Well-known Thammasat historian Somsak Jeamteerasakul said he was both surprised and appalled by the decision of police to forward his lese majeste police complaint case to the Office of the Attorney General (OAG).
Somsak, who lectures at Thammasat University, said on the phone that since the complaint lodged against him was made by the “influential” Thai Army, the case which first surfaced last year, is unlikely to be dropped.
He insisted that he did not violate the controversial lese majeste law, which carries a maximum imprisonment term of 15 years, because he criticized Princess Chulabhorn who is not an heir apparent and thus not protected under the law.

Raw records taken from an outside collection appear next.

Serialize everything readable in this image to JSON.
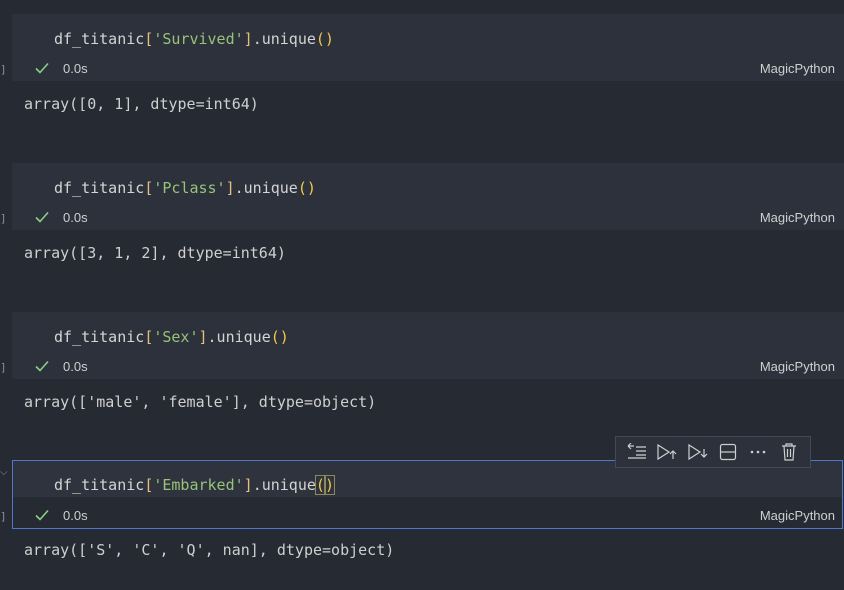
{
  "language_label": "MagicPython",
  "exec_marker": "]",
  "cells": [
    {
      "code": {
        "prefix": "df_titanic",
        "open": "[",
        "string": "'Survived'",
        "close": "]",
        "method": ".unique",
        "parens": "()"
      },
      "status": "0.0s",
      "output": "array([0, 1], dtype=int64)"
    },
    {
      "code": {
        "prefix": "df_titanic",
        "open": "[",
        "string": "'Pclass'",
        "close": "]",
        "method": ".unique",
        "parens": "()"
      },
      "status": "0.0s",
      "output": "array([3, 1, 2], dtype=int64)"
    },
    {
      "code": {
        "prefix": "df_titanic",
        "open": "[",
        "string": "'Sex'",
        "close": "]",
        "method": ".unique",
        "parens": "()"
      },
      "status": "0.0s",
      "output": "array(['male', 'female'], dtype=object)"
    },
    {
      "code": {
        "prefix": "df_titanic",
        "open": "[",
        "string": "'Embarked'",
        "close": "]",
        "method": ".unique",
        "parens_open": "(",
        "parens_close": ")"
      },
      "status": "0.0s",
      "output": "array(['S', 'C', 'Q', nan], dtype=object)"
    }
  ],
  "toolbar": {
    "icons": [
      "execute-above-icon",
      "run-above-icon",
      "run-below-icon",
      "split-cell-icon",
      "more-icon",
      "delete-icon"
    ]
  },
  "colors": {
    "background": "#262a33",
    "cell_background": "#2d313b",
    "string": "#98c379",
    "bracket": "#e5c07b",
    "check": "#89d185",
    "selected_border": "#4d78cc"
  }
}
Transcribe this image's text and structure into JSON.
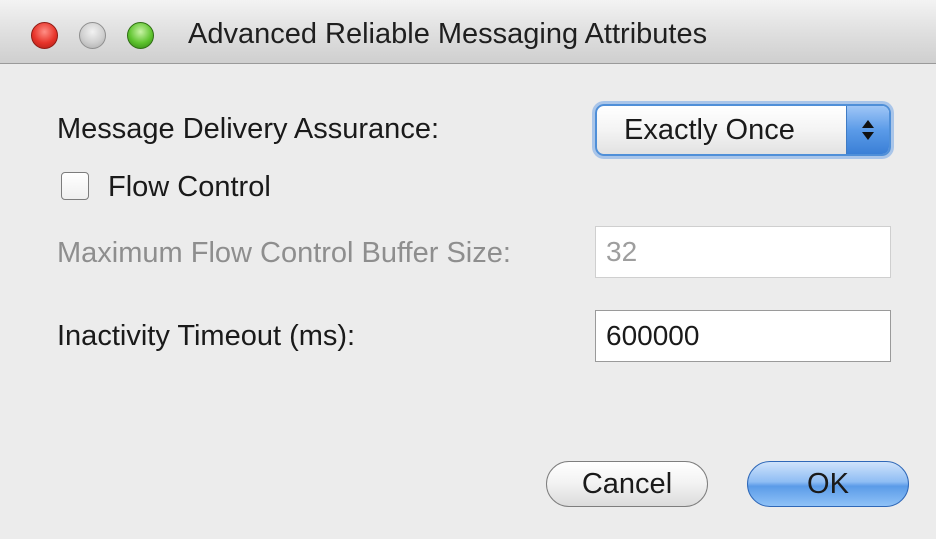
{
  "window": {
    "title": "Advanced Reliable Messaging Attributes",
    "buttons": {
      "close": "close-icon",
      "minimize": "minimize-icon",
      "zoom": "zoom-icon"
    }
  },
  "form": {
    "delivery_label": "Message Delivery Assurance:",
    "delivery_value": "Exactly Once",
    "flow_control_label": "Flow Control",
    "flow_control_checked": false,
    "buffer_label": "Maximum Flow Control Buffer Size:",
    "buffer_value": "32",
    "timeout_label": "Inactivity Timeout (ms):",
    "timeout_value": "600000"
  },
  "actions": {
    "cancel_label": "Cancel",
    "ok_label": "OK"
  },
  "colors": {
    "accent": "#5b9be8",
    "close": "#e7342a",
    "zoom": "#5fc42f",
    "disabled_text": "#8e8e8e"
  }
}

Somsak requested and was permitted to defer his appearance to the OAG from to a date yet to be set in December in order to prepare his legal fight. “The prosecutor could arrest me [on that day], however,” said Somsak. “Lese majeste is a kind of legal case that has no way out. I look at it very pessimistically.”
The historian also criticized the House of Representatives and the Yingluck Shinawatra administration for not doing anything to amend the law, thus allowing the climate of fear to persist.
He said members of the campaign to amend to law must have been caught “clueless” by the recent rejection by the House to even debate the law. “The government is totally silent. The government has not even left a room,” said Somsak, who enjoys a large following for his writings critical of the law and the monarchy institution.
There are currently at least seven people detained under the law with hundreds more in the process of possibly being charged or having received police complaints made against them.